Where the organisation(s) sometimes go awry, in my personal opinion, is forgetting they are the custodian of citizen science data, not the source of it.
mapmeld|1 month ago
A year or so ago someone asked Reddit for examples of how iNaturalist is used by scientists. I go on Google Scholar and it's papers about crowdsourcing, community, classrooms. I didn't see papers where the data was part of researching the plants and animals (knowing where to study, unexpected sightings, changes over time) like Budburst. Maybe biologists are doing that off the record and I'm 100% wrong, but it shook my perception that these are observations and I should upload yet another desert gecko sighting.
jg0r3|1 month ago
iNaturalist is sometimes used by our ecologists/biologists as a starting point for collating occurrence data.

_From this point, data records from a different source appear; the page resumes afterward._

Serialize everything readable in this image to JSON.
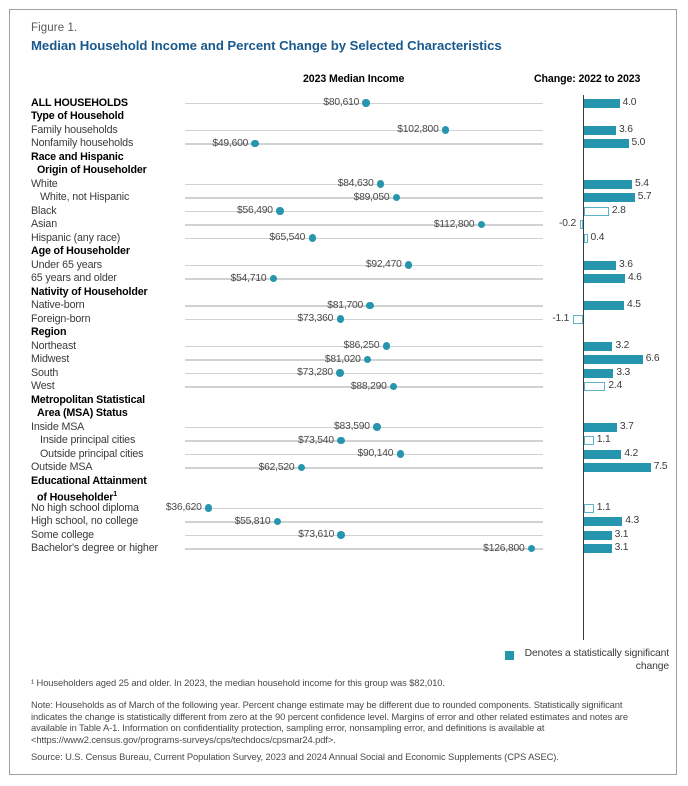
{
  "figure": {
    "label": "Figure 1.",
    "title": "Median Household Income and Percent Change by Selected Characteristics",
    "income_header": "2023 Median Income",
    "change_header": "Change: 2022 to 2023"
  },
  "legend": {
    "text": "Denotes a statistically significant change",
    "swatch_color": "#2596ad"
  },
  "footnotes": {
    "fn1": "¹ Householders aged 25 and older. In 2023, the median household income for this group was $82,010.",
    "note": "Note: Households as of March of the following year. Percent change estimate may be different due to rounded components. Statistically significant indicates the change is statistically different from zero at the 90 percent confidence level. Margins of error and other related estimates and notes are available in Table A-1. Information on confidentiality protection, sampling error, nonsampling error, and definitions is available at <https://www2.census.gov/programs-surveys/cps/techdocs/cpsmar24.pdf>.",
    "source": "Source: U.S. Census Bureau, Current Population Survey, 2023 and 2024 Annual Social and Economic Supplements (CPS ASEC)."
  },
  "colors": {
    "title": "#1a5a8e",
    "accent": "#2596ad",
    "track": "#cfd1d2",
    "axis": "#3b3b3b"
  },
  "chart_data": {
    "type": "bar",
    "title": "Median Household Income and Percent Change by Selected Characteristics",
    "xlabel": "",
    "ylabel": "",
    "panels": [
      "2023 Median Income",
      "Change: 2022 to 2023"
    ],
    "income_label_prefix": "$",
    "income_range": [
      30000,
      130000
    ],
    "change_range": [
      -2,
      8
    ],
    "rows": [
      {
        "label": "ALL HOUSEHOLDS",
        "style": "bold",
        "income": 80610,
        "income_text": "$80,610",
        "change": 4.0,
        "change_text": "4.0",
        "significant": true
      },
      {
        "label": "Type of Household",
        "style": "bold",
        "income": null,
        "income_text": "",
        "change": null,
        "change_text": "",
        "significant": null
      },
      {
        "label": "Family households",
        "style": "plain",
        "income": 102800,
        "income_text": "$102,800",
        "change": 3.6,
        "change_text": "3.6",
        "significant": true
      },
      {
        "label": "Nonfamily households",
        "style": "plain",
        "income": 49600,
        "income_text": "$49,600",
        "change": 5.0,
        "change_text": "5.0",
        "significant": true
      },
      {
        "label": "Race and Hispanic",
        "style": "bold",
        "income": null,
        "income_text": "",
        "change": null,
        "change_text": "",
        "significant": null
      },
      {
        "label": "Origin of Householder",
        "style": "bold-indent1",
        "income": null,
        "income_text": "",
        "change": null,
        "change_text": "",
        "significant": null
      },
      {
        "label": "White",
        "style": "plain",
        "income": 84630,
        "income_text": "$84,630",
        "change": 5.4,
        "change_text": "5.4",
        "significant": true
      },
      {
        "label": "White, not Hispanic",
        "style": "indent2",
        "income": 89050,
        "income_text": "$89,050",
        "change": 5.7,
        "change_text": "5.7",
        "significant": true
      },
      {
        "label": "Black",
        "style": "plain",
        "income": 56490,
        "income_text": "$56,490",
        "change": 2.8,
        "change_text": "2.8",
        "significant": false
      },
      {
        "label": "Asian",
        "style": "plain",
        "income": 112800,
        "income_text": "$112,800",
        "change": -0.2,
        "change_text": "-0.2",
        "significant": false
      },
      {
        "label": "Hispanic (any race)",
        "style": "plain",
        "income": 65540,
        "income_text": "$65,540",
        "change": 0.4,
        "change_text": "0.4",
        "significant": false
      },
      {
        "label": "Age of Householder",
        "style": "bold",
        "income": null,
        "income_text": "",
        "change": null,
        "change_text": "",
        "significant": null
      },
      {
        "label": "Under 65 years",
        "style": "plain",
        "income": 92470,
        "income_text": "$92,470",
        "change": 3.6,
        "change_text": "3.6",
        "significant": true
      },
      {
        "label": "65 years and older",
        "style": "plain",
        "income": 54710,
        "income_text": "$54,710",
        "change": 4.6,
        "change_text": "4.6",
        "significant": true
      },
      {
        "label": "Nativity of Householder",
        "style": "bold",
        "income": null,
        "income_text": "",
        "change": null,
        "change_text": "",
        "significant": null
      },
      {
        "label": "Native-born",
        "style": "plain",
        "income": 81700,
        "income_text": "$81,700",
        "change": 4.5,
        "change_text": "4.5",
        "significant": true
      },
      {
        "label": "Foreign-born",
        "style": "plain",
        "income": 73360,
        "income_text": "$73,360",
        "change": -1.1,
        "change_text": "-1.1",
        "significant": false
      },
      {
        "label": "Region",
        "style": "bold",
        "income": null,
        "income_text": "",
        "change": null,
        "change_text": "",
        "significant": null
      },
      {
        "label": "Northeast",
        "style": "plain",
        "income": 86250,
        "income_text": "$86,250",
        "change": 3.2,
        "change_text": "3.2",
        "significant": true
      },
      {
        "label": "Midwest",
        "style": "plain",
        "income": 81020,
        "income_text": "$81,020",
        "change": 6.6,
        "change_text": "6.6",
        "significant": true
      },
      {
        "label": "South",
        "style": "plain",
        "income": 73280,
        "income_text": "$73,280",
        "change": 3.3,
        "change_text": "3.3",
        "significant": true
      },
      {
        "label": "West",
        "style": "plain",
        "income": 88290,
        "income_text": "$88,290",
        "change": 2.4,
        "change_text": "2.4",
        "significant": false
      },
      {
        "label": "Metropolitan Statistical",
        "style": "bold",
        "income": null,
        "income_text": "",
        "change": null,
        "change_text": "",
        "significant": null
      },
      {
        "label": "Area (MSA) Status",
        "style": "bold-indent1",
        "income": null,
        "income_text": "",
        "change": null,
        "change_text": "",
        "significant": null
      },
      {
        "label": "Inside MSA",
        "style": "plain",
        "income": 83590,
        "income_text": "$83,590",
        "change": 3.7,
        "change_text": "3.7",
        "significant": true
      },
      {
        "label": "Inside principal cities",
        "style": "indent2",
        "income": 73540,
        "income_text": "$73,540",
        "change": 1.1,
        "change_text": "1.1",
        "significant": false
      },
      {
        "label": "Outside principal cities",
        "style": "indent2",
        "income": 90140,
        "income_text": "$90,140",
        "change": 4.2,
        "change_text": "4.2",
        "significant": true
      },
      {
        "label": "Outside MSA",
        "style": "plain",
        "income": 62520,
        "income_text": "$62,520",
        "change": 7.5,
        "change_text": "7.5",
        "significant": true
      },
      {
        "label": "Educational Attainment",
        "style": "bold",
        "income": null,
        "income_text": "",
        "change": null,
        "change_text": "",
        "significant": null
      },
      {
        "label": "of Householder¹",
        "style": "bold-indent1",
        "income": null,
        "income_text": "",
        "change": null,
        "change_text": "",
        "significant": null
      },
      {
        "label": "No high school diploma",
        "style": "plain",
        "income": 36620,
        "income_text": "$36,620",
        "change": 1.1,
        "change_text": "1.1",
        "significant": false
      },
      {
        "label": "High school, no college",
        "style": "plain",
        "income": 55810,
        "income_text": "$55,810",
        "change": 4.3,
        "change_text": "4.3",
        "significant": true
      },
      {
        "label": "Some college",
        "style": "plain",
        "income": 73610,
        "income_text": "$73,610",
        "change": 3.1,
        "change_text": "3.1",
        "significant": true
      },
      {
        "label": "Bachelor's degree or higher",
        "style": "plain",
        "income": 126800,
        "income_text": "$126,800",
        "change": 3.1,
        "change_text": "3.1",
        "significant": true
      }
    ]
  }
}
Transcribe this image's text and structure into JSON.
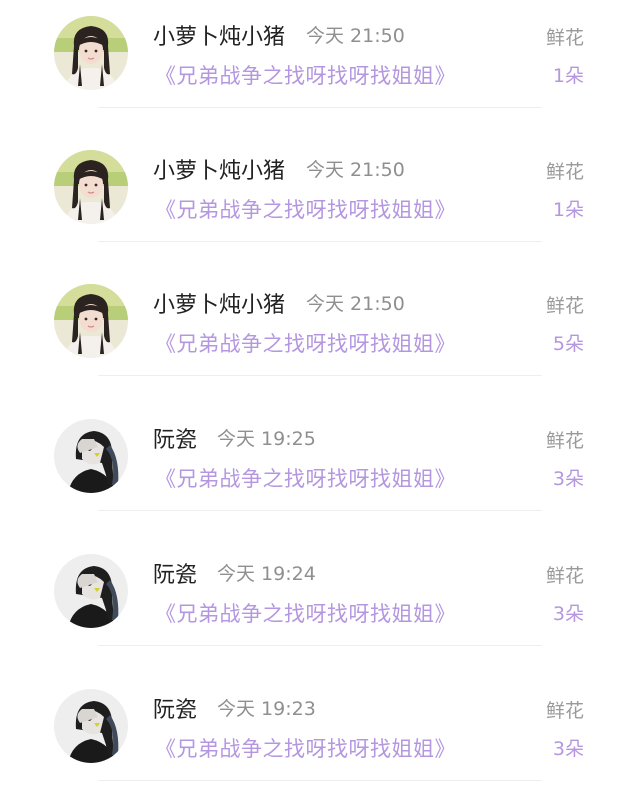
{
  "gifts": [
    {
      "user": "小萝卜炖小猪",
      "time": "今天 21:50",
      "book": "《兄弟战争之找呀找呀找姐姐》",
      "gift_type": "鲜花",
      "count": "1朵",
      "avatar_icon": "girl-photo-avatar"
    },
    {
      "user": "小萝卜炖小猪",
      "time": "今天 21:50",
      "book": "《兄弟战争之找呀找呀找姐姐》",
      "gift_type": "鲜花",
      "count": "1朵",
      "avatar_icon": "girl-photo-avatar"
    },
    {
      "user": "小萝卜炖小猪",
      "time": "今天 21:50",
      "book": "《兄弟战争之找呀找呀找姐姐》",
      "gift_type": "鲜花",
      "count": "5朵",
      "avatar_icon": "girl-photo-avatar"
    },
    {
      "user": "阮瓷",
      "time": "今天 19:25",
      "book": "《兄弟战争之找呀找呀找姐姐》",
      "gift_type": "鲜花",
      "count": "3朵",
      "avatar_icon": "dark-hair-avatar"
    },
    {
      "user": "阮瓷",
      "time": "今天 19:24",
      "book": "《兄弟战争之找呀找呀找姐姐》",
      "gift_type": "鲜花",
      "count": "3朵",
      "avatar_icon": "dark-hair-avatar"
    },
    {
      "user": "阮瓷",
      "time": "今天 19:23",
      "book": "《兄弟战争之找呀找呀找姐姐》",
      "gift_type": "鲜花",
      "count": "3朵",
      "avatar_icon": "dark-hair-avatar"
    }
  ],
  "colors": {
    "accent": "#b497e0",
    "name": "#222222",
    "muted": "#9a9a9a",
    "divider": "#eeeeee"
  }
}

The iNaturalist data itself is likely specifically being pulled from gbif. Then they go private/specialty databases that have more spatially and taxonomically accurate records.
But iNaturalist data is often not considered high quality enough to be publishable by itself (wide brush statement) in my field of plant conservation.
We've tried to have some conversations with iNaturalist and they weren't really interest in talking, gave me pause on what their motives as an organization are.
But conservation tools are few and far between, and iNaturalist is a really powerful tool for initial data exploration.
geokon|1 month ago
The OpenStreetMaps model is also interesting. Where they basically only provide the data and expect others to make Apps/Websites
That said, it's also interesting that there hasn't been any big hit with people building new apps on top of Wikidata (I guess the website and Android app are technically different views on the same thing)
gbear605|1 month ago
Frankly, I think the reason people haven’t built apps on top of Wikidata is that the data there isn’t very useful.
I say this not to diss Wikimedia, as the Wikipedia project itself is great and an amazing tool and resource. But Wikidata is simply not there.
kyle-rb|1 month ago
[0] https://en.wikipedia.org/wiki/Semantic_triple
[1] https://en.wikipedia.org/wiki/Freebase_(database)
bawolff|1 month ago
A big part of that is that different language editions of wikipedia are very decoupled. One of the goals of wikidata was to share data between different language wikipedias. It needed to be decoupled so it was equal to all the different languages.
tptacek|1 month ago
turtle_|1 month ago
nemo|1 month ago
chneu|1 month ago
It's a massive dataset. There's nothing quite like it. The way people collaborate and verify information on iNat is invaluable.
The best thing about iNat is the passionate people on there. If you don't know an ID, just post it and within a day someone will correct it. It's crazy.